Associate Health Minister Tariana Turia has kicked off the parliamentary debate on plain packaging of cigarettes with a warning to tobacco companies not to meddle in New Zealand affairs.
Mrs Turia, who is charge of the bill, told MPs this afternoon that tobacco companies had long been creating brands to persuade people that smoking was glamorous and sophisticated.
Her law change would remove the last avenue of marketing for manufacturers by requiring all tobacco to be sold in bland packets with standardised font and colour and covered by large health warnings.
She said that as a grandmother with nearly 50 grandchildren, she was acutely aware of the effect of branding on a young person's psyche.
"What really matters is not so much about being neat and tidy, but more that your socks have the tick strategically placed, the shirt is emblazoned with the latest label, the cap is the right colour and the right look.
"And so when I read the research revealing that consumers buy branded products as much for their symbolic value as for their utility it made perfect sense.
"In essence, the decision to introduce plain packaging for tobacco products in New Zealand is all about the branding - it takes away the last means of promoting tobacco as a desirable product."

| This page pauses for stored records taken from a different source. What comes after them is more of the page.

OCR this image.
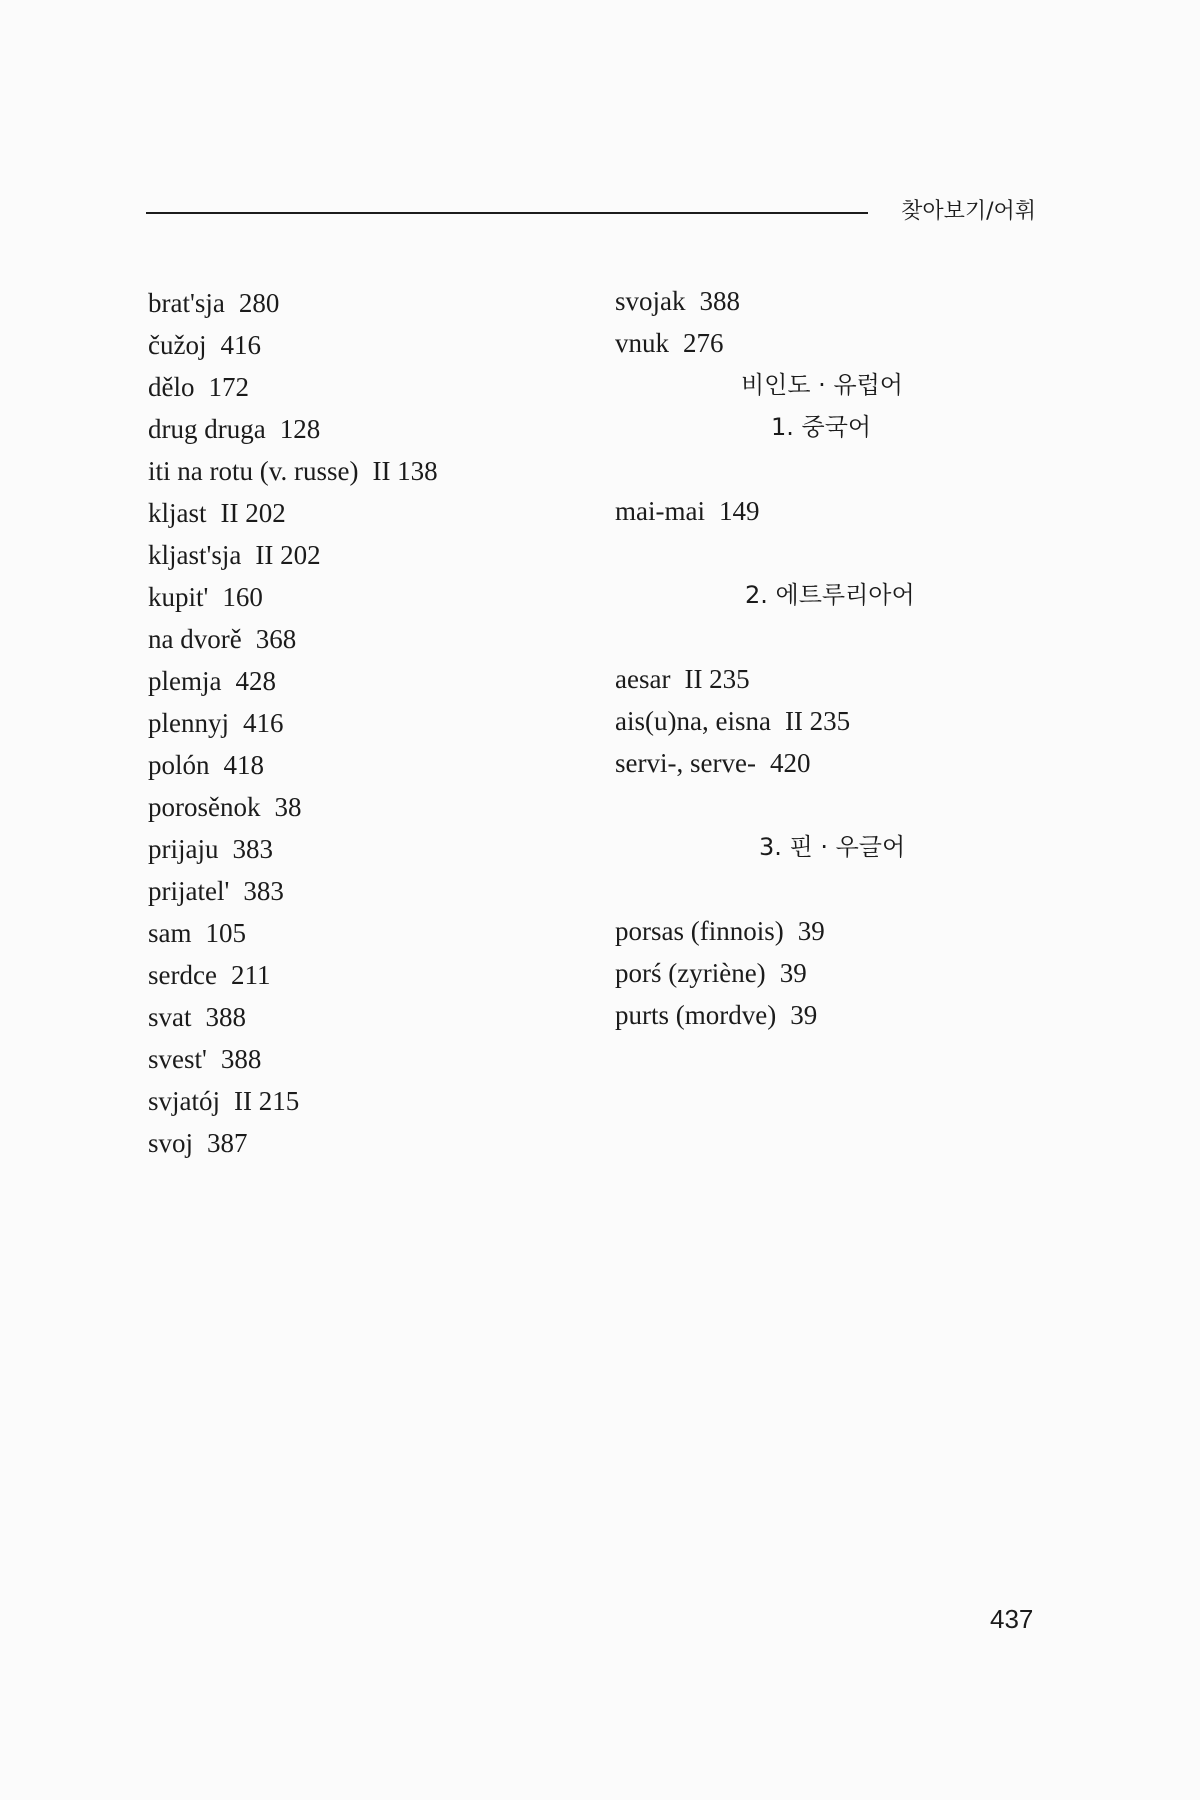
찾아보기/어휘
brat'sja 280
čužoj 416
dělo 172
drug druga 128
iti na rotu (v. russe) II 138
kljast II 202
kljast'sja II 202
kupit' 160
na dvorě 368
plemja 428
plennyj 416
polón 418
porosěnok 38
prijaju 383
prijatel' 383
sam 105
serdce 211
svat 388
svest' 388
svjatój II 215
svoj 387
svojak 388
vnuk 276
비인도 · 유럽어
1. 중국어
mai-mai 149
2. 에트루리아어
aesar II 235
ais(u)na, eisna II 235
servi-, serve- 420
3. 핀 · 우글어
porsas (finnois) 39
porś (zyriène) 39
purts (mordve) 39
437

Mrs Turia said that in 1990, extensive restrictions were placed on the traditional forms of advertising for cigarettes.
"Quarter of a century later, tobacco companies have deliberately used packaging design and appearance to make their products appear more desirable and to promote their use."
The bill would make it an offence to make or sell tobacco in branded packets, with a maximum fine of $600,000 for a company for breaching the rules.
The minister applauded the cross-party support for anti-smoking policy, and noted other important measures such as annual tax hikes and a ban on displaying tobacco products at shop counters.
Mrs Turia said she was confident that the bill was consistent with New Zealand's international trade obligations.
She also took a shot at businesses and lobby groups which have hinted that they would take legal action if New Zealand introduced plain packaging.
"While the tobacco industry may have laid down a threat that if this legislation is passed my message to them is that our country has a sovereign right and a legal right to protect its citizens.
"I am firmly of the opinion that it is not for any tobacco company to be telling us what we should be doing in our own land."
Earlier today, Trade Negotiations Minister Tim Groser said New Zealand had been expecting the possibility of a legal challenge over the tobacco plain-packaging law with or without the Trans Pacific Partnership being negotiated.
"Let's face it, the Australians are in the midst of a legal challenge [over its plain packaging law] and TPP doesn't exist," he told reporters at Parliament today.
"We are fully expecting the possibility of a legal challenge, TPP or not."
He said the Government could never protect an individual or a future government from the possibility of legal challenge.
"The key thing is to get the legal framework as robust as you can , so we can bat it back because we are very committed to a smoke-free policy [by 2025]."
Like other trade deals, the TPP is expected to include a chapter on investor-state disputes procedures allowing private companies to sue Governments if laws erode the value of a company.
However, it is also expected to have exceptions, including the ability of Governments to make law in the interests of public health.
Mr Groser said he would not negotiate the TPP through the media "but you know the No 1 thing is for the New Zealand Government to ensure is that it doesn't limit any future New Zealand Government's ability to legislate on public health."
He made his comments after Labour leader David Cunliffe said the plain-packaging tobacco legislation to be debated later today should be passed through its stages without delay and accused the Government of "running scared of tobacco interests".
While the Government bill providing for mandatory plain packaging on cigarettes will get a first reading later today, its final passage will be stalled until a World Trade Organisation case against Australia's plain-packaging law has been concluded.
"I think that is regrettable," Mr Cunliffe said this morning. "I think the best way through this would be for New Zealand to take a very clear and upfront position on plain packaging."
Mr Cunliffe said there was a risk that an American or other tobacco company could sue the New Zealand Government for loss of profits if it introduced plain packaging under a tribunal established under the TPP.
"The counter-argument is that there may be...language that protects things like public health and the normal regulatory process. We don't know because we haven't seen the draft and the New Zealand public needs to."
Mr Cunliffe in Parliament this afternoon called on the Government to release the text of the TPP agreement before the Cabinet signs it - although not until the negotiations have concluded.
His motion to have the issue debated was blocked by the Government, as can be done by any member on a motion without notice.
When asked earlier if Labour had conducted negotiations with China for a free trade agreement in the same way as the current Government was negotiating TPP, Mr Cunliffe said: "We took a different approach to full and open briefings by including folks like environmental and labour groups on our delegations so they were briefed as the negotiations were going on.
"The current Government has not done that. What the current Government has done is negotiate effectively in secret."